Tuesday, 20 September 2016

Sharing The Load















The estuary at Plymstock on Sunday morning.

Too late ....too tired .....to write anything sensible....too busy still packing and sorting things for Robin to take tomorrow. But my heart it light after meeting with J, the staff nurse in charge of the unit where he's going. She is so lovely and re-assuring and experienced and tells me not to stress or worry about anything as he will be well looked after. And I believe her.

We sit in her tiny office just next to the room Robin will have, with the door open and people coming and going who are sorting out his dietary needs  and his bed which needs to be longer, and and putting up the new TV so that they will be ready for him tomorrow. And I discover he won't need WIFI in his room just yet as he can play his games and listen to his music without it.

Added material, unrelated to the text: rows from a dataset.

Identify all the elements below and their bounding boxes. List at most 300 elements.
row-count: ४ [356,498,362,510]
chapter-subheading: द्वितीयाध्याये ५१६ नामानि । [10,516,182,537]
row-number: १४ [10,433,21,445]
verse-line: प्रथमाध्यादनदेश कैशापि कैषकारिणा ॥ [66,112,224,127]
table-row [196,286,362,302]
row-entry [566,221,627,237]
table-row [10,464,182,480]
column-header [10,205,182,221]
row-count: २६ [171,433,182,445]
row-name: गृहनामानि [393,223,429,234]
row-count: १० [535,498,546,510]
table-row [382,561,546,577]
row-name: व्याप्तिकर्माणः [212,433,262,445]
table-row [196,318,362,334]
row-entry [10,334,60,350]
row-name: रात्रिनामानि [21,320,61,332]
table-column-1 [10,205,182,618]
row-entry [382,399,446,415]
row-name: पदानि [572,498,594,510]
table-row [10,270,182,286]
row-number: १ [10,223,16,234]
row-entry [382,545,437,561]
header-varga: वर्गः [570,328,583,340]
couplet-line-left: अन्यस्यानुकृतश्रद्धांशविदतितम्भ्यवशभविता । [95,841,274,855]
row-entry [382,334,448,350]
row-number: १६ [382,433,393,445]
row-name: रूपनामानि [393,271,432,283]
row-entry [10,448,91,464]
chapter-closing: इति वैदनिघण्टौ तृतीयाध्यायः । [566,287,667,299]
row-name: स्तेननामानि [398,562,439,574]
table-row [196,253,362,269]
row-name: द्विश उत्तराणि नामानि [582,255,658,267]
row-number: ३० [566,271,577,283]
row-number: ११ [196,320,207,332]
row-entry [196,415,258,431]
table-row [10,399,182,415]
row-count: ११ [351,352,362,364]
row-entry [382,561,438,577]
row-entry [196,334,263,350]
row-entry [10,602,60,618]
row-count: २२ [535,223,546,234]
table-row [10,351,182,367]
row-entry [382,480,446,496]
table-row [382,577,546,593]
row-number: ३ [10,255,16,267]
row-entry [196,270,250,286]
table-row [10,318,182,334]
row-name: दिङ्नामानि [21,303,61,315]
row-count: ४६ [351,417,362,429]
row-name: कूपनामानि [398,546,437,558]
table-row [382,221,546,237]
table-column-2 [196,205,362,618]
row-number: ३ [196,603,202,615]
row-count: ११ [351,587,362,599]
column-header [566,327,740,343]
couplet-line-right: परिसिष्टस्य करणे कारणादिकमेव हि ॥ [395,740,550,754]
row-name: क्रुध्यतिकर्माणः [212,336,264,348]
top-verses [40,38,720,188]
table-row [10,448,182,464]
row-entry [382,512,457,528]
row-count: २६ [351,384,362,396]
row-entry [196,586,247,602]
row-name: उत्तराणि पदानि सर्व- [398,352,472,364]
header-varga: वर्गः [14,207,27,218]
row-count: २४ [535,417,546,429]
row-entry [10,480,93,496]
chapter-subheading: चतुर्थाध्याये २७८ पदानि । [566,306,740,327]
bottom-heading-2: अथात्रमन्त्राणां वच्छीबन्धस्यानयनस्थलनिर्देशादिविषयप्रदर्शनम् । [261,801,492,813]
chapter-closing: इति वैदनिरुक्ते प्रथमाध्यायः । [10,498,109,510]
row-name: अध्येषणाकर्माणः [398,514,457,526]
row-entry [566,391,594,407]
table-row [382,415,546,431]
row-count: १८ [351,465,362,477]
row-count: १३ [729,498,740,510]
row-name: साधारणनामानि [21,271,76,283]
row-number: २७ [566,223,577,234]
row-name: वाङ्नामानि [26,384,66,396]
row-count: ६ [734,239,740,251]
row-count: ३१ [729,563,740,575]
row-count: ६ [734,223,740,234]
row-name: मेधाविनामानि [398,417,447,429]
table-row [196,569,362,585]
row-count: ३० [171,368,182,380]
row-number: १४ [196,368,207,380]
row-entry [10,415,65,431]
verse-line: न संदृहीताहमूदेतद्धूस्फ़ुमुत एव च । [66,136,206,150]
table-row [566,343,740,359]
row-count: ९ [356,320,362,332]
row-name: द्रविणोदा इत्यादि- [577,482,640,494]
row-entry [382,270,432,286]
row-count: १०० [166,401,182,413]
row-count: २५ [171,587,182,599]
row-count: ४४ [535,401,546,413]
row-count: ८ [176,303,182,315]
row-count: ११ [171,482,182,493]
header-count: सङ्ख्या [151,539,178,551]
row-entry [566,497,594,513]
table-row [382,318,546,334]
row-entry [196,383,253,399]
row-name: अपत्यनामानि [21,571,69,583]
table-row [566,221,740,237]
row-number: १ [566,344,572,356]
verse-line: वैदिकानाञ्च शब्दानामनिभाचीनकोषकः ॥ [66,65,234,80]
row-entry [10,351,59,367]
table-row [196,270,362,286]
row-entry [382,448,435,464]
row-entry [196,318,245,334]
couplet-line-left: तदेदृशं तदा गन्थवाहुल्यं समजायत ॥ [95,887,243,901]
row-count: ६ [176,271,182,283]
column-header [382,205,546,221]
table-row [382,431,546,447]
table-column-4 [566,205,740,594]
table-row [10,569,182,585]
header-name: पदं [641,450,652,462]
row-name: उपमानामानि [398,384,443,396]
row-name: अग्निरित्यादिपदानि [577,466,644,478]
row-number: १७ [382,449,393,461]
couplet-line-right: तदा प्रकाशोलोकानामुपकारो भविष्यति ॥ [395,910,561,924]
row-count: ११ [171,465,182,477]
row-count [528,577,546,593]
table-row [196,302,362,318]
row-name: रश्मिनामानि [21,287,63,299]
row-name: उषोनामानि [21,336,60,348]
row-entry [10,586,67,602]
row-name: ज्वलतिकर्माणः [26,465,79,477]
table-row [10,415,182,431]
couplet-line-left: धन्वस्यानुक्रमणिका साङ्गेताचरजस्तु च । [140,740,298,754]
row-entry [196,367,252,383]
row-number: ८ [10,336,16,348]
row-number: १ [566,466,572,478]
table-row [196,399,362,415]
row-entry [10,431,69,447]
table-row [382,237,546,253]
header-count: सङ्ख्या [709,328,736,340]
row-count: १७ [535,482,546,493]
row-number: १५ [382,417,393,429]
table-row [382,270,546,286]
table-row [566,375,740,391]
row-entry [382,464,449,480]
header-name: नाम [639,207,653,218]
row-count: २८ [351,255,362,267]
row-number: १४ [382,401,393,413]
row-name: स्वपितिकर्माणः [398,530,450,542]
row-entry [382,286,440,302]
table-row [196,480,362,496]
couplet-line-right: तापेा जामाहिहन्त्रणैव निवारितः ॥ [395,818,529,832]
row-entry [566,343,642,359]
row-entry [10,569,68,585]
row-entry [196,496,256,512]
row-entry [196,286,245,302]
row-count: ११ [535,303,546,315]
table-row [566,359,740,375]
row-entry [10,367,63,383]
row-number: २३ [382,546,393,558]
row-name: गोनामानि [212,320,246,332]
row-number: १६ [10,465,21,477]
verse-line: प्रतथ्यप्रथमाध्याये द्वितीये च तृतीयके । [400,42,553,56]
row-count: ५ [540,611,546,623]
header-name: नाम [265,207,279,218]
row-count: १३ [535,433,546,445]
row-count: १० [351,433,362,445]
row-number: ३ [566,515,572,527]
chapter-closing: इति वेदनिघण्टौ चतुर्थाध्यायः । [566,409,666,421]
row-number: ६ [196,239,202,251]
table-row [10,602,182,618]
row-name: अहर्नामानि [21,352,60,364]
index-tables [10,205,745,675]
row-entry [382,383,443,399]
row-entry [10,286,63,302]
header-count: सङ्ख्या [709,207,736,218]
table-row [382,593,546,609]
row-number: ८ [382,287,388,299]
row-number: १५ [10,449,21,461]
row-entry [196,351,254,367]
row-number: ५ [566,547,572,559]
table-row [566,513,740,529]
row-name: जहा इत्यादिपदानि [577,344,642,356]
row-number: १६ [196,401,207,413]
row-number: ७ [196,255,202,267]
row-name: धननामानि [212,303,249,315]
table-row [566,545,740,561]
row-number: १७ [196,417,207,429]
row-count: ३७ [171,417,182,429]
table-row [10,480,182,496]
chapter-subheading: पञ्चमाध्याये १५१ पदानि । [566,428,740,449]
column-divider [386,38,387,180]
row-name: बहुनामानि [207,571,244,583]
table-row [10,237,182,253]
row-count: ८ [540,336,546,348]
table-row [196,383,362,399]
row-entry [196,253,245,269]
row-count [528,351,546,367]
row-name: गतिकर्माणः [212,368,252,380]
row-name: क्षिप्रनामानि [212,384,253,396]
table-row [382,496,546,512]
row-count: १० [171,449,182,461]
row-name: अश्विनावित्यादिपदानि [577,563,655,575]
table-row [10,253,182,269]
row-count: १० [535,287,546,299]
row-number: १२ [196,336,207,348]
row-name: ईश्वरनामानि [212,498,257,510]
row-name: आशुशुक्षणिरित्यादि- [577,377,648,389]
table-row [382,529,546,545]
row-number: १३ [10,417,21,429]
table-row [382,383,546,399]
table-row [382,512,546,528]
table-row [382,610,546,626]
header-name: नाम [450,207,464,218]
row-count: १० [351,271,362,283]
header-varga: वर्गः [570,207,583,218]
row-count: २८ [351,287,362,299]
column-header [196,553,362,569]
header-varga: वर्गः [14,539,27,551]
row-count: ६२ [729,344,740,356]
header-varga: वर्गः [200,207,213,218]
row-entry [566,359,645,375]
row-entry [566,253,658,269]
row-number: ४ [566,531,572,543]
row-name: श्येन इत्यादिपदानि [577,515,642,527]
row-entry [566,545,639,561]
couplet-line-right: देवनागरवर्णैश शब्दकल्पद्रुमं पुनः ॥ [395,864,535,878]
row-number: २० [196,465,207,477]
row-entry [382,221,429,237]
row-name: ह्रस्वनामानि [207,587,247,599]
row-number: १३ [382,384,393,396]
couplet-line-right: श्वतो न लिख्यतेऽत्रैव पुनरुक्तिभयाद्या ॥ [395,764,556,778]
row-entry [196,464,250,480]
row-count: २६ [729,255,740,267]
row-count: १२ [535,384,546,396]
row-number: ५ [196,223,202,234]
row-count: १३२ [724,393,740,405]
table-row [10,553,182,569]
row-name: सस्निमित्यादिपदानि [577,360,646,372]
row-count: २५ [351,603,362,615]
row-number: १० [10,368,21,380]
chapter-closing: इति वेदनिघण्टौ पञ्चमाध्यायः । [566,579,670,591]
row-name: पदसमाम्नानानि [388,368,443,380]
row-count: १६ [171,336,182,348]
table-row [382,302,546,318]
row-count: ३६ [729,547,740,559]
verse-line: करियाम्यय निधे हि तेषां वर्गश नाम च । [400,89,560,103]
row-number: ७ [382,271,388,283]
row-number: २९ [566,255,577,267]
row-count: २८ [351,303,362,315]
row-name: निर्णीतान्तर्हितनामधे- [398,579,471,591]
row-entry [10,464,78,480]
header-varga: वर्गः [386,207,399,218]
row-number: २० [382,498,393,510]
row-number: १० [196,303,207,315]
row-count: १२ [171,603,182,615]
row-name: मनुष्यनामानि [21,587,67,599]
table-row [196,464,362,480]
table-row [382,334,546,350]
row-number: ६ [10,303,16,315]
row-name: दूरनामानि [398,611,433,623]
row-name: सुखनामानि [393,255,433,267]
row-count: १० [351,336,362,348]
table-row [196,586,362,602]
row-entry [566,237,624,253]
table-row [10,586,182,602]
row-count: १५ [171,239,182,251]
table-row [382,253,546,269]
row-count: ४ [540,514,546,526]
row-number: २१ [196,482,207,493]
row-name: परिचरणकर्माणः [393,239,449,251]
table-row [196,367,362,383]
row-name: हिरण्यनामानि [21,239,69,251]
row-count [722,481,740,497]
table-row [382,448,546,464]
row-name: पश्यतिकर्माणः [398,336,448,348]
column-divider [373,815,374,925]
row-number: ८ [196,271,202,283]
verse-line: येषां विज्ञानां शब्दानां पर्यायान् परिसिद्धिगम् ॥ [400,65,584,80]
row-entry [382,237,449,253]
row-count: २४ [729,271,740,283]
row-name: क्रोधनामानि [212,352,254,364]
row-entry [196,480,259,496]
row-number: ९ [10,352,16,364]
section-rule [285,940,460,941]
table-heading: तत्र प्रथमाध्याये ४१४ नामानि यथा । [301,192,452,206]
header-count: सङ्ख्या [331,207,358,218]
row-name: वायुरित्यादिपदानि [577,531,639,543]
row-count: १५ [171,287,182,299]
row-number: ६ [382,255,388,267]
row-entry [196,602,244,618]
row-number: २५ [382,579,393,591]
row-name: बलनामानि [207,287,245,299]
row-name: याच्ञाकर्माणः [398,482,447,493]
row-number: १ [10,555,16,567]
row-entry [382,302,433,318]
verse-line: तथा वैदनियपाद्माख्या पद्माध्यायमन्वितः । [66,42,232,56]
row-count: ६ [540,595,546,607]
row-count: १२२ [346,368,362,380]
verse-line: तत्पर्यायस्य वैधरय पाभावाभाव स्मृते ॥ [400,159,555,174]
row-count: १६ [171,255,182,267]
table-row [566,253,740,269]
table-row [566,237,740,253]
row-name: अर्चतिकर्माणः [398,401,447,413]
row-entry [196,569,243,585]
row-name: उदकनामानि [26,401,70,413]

I have written screeds of notes about all his needs and his routines and his habits and likes and dislikes and she takes it all down and says there will be lots more paper work later. And that it will take a little while for them to learn him and his ways and he will get used to it ....and so will I .....

And I will. Already I feel as if a great weight has been lifted off my shoulders and I can breathe for the first time .....I've forgotten since when....I just have to get through this night ....with one ear always open to the sound of Robin breathing through the baby monitor....breathing and coughing and sighing....in his own world on his own path.

And  now I will be walking beside him but with many other hands and hearts - professional hands and hearts  -  sharing the load with me.